After our Physical Exam, we all came back to the hotel. Amanda woke up quickly, so she really needed a longer nap. Nothing seemed to be working to get her to settle down. I finally put her in her crib. She laid there calmly, looking at me and hugging The Duck. I sat on the bed and put my hand on her crib, and rather quickly she fell asleep. Of course she has been put to bed in the past on a time schedule at the orphanage, not after she falls asleep. It’s nice she can comfort herself in the crib. I did it again tonight, and she was fine.

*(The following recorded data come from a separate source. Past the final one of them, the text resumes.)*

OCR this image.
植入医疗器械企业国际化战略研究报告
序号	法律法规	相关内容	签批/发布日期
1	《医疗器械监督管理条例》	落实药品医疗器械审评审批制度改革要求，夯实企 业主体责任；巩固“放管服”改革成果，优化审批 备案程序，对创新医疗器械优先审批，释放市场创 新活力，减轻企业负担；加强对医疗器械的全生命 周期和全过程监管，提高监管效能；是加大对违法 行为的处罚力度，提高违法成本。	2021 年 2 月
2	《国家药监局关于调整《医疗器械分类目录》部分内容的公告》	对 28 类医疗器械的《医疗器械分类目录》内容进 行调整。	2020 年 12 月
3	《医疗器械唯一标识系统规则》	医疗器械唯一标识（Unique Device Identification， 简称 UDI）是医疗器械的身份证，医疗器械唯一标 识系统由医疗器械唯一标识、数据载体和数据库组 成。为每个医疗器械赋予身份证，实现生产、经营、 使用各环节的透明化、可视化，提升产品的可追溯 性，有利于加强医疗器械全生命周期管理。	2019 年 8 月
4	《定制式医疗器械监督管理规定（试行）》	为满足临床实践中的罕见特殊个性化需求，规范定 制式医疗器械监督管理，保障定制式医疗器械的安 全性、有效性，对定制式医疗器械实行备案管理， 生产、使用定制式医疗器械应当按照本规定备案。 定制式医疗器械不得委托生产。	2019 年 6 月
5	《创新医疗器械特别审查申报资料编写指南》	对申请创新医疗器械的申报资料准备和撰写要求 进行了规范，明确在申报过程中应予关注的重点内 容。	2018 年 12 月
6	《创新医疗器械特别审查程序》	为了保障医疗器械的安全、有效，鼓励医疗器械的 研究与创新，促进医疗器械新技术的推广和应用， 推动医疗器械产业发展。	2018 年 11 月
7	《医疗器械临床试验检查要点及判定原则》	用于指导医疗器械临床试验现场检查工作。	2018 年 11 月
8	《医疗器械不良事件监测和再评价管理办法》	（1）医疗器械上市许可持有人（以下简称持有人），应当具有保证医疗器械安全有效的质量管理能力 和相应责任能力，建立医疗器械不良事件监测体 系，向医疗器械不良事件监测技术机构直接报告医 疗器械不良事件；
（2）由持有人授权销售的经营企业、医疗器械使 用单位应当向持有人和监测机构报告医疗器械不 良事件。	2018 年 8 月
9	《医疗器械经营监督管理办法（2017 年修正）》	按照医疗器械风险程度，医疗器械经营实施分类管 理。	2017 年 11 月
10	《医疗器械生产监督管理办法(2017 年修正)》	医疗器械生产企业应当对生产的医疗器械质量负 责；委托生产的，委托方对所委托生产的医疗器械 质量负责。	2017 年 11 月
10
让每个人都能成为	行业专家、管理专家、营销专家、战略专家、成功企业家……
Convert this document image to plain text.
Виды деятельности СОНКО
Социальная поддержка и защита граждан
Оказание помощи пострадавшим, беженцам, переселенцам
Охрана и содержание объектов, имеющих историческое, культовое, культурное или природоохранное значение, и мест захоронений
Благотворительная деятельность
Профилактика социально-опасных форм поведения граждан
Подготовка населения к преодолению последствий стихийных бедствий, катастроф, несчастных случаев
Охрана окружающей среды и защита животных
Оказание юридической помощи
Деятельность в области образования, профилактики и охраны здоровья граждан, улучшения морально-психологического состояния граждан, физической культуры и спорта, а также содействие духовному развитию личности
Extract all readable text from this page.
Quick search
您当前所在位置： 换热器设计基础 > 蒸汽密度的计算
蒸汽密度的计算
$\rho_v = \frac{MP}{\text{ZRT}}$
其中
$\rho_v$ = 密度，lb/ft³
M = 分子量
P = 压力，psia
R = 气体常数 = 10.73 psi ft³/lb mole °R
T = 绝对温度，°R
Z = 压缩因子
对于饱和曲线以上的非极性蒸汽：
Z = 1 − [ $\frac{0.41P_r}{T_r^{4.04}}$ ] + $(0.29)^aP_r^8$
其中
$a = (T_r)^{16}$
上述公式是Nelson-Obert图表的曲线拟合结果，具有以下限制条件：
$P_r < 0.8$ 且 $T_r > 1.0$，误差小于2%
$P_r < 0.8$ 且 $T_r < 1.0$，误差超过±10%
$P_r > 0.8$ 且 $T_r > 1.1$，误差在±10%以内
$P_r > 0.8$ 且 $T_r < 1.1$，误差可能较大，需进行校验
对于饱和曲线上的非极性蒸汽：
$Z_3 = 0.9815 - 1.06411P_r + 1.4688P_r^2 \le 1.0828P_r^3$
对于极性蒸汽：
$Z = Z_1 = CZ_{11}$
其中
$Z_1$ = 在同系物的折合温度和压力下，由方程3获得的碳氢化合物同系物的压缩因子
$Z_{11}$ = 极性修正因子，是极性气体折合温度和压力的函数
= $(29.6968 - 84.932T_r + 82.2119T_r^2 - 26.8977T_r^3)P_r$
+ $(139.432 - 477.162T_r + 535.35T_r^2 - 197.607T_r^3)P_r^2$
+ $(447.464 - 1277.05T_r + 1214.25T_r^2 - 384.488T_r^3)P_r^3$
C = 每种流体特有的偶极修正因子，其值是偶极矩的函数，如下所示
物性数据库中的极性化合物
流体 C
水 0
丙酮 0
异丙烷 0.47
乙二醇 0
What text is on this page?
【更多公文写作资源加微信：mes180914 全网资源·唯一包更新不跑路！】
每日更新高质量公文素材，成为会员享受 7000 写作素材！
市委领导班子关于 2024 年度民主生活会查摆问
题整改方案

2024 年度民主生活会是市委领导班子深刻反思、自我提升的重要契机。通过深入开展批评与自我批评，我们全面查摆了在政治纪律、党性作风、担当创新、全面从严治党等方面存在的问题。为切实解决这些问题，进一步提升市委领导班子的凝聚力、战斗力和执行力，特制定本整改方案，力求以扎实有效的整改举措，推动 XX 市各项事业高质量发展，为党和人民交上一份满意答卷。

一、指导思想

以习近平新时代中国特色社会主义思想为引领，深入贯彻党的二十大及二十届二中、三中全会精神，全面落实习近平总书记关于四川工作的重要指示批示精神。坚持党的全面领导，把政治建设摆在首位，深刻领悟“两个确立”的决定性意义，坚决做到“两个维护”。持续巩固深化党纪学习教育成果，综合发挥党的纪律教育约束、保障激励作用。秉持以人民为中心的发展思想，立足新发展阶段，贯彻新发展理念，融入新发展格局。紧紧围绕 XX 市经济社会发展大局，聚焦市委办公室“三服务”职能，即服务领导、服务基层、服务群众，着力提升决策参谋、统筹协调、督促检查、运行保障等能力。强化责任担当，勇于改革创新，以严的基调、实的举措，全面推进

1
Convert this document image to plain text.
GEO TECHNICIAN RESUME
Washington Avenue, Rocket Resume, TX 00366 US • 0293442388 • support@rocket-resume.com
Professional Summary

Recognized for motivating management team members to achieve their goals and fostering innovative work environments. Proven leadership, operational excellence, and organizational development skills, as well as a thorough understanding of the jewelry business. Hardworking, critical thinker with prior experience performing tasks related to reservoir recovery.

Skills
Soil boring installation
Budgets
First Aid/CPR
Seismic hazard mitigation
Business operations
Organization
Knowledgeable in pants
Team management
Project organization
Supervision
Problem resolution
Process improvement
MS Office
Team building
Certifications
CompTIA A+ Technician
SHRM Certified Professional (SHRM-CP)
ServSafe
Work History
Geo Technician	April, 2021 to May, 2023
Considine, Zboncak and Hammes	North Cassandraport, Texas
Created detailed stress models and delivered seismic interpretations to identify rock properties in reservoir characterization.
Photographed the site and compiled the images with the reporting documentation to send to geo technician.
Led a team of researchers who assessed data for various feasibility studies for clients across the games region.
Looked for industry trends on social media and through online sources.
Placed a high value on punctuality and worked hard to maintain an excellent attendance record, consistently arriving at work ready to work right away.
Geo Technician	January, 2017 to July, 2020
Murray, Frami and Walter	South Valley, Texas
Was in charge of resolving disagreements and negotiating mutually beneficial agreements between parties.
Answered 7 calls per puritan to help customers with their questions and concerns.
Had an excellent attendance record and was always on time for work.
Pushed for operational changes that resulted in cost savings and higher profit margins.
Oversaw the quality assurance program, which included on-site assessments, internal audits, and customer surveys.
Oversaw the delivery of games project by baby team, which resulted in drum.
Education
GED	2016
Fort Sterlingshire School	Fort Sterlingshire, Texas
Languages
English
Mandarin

After her nap, we went shopping at The Friendship Store, buying some groceries and an umbrella stroller. One thing to be said about Chinese shopping is that there are many many clerks. Even today, on a Saturday afternoon, there were 3 and 4 clerks available at each counter. We bought some cool dresses for Amanda. After hearing about the “clothing police” who tell Americans their babies are not dressed warmly enough, I was surprised to find nice light sleeveless pink dresses. It is so dang hot around here that it’s unhealthy to have children overdressed.

Food-wise, Amanda is enjoying the baby food. I have to learn not to laugh at things though. She started squeezing the food back through her lips, dribbling down her chin. I laughed of course, and she laughed back at me. I had to ignore it several times before she quit doing it. She does learn quickly. Wayne has taught her that after a long drink from the sippy cup, she opens her mouth wide and sighs “Aah..”

We had McDonalds for lunch and Pizza Hut for dinner. Yup, we’re Americans. The restaurants and stores are so hot that we’re happy to be back in our hotel room.

Each night I have given Amanda a bath. She loves it. Tonight she was nearly done with the bath when she stopped playing, stared blankly, and started grunting. There were some bubbles as I said “Aah!! Quick, grab a diaper!” I managed to get her out of the bathtub and into a diaper before she did her duty! Oh, isn’t parenthood fun! And I sure appreciate Wayne at times like that!

Both my family members are asleep now. Time to sign off.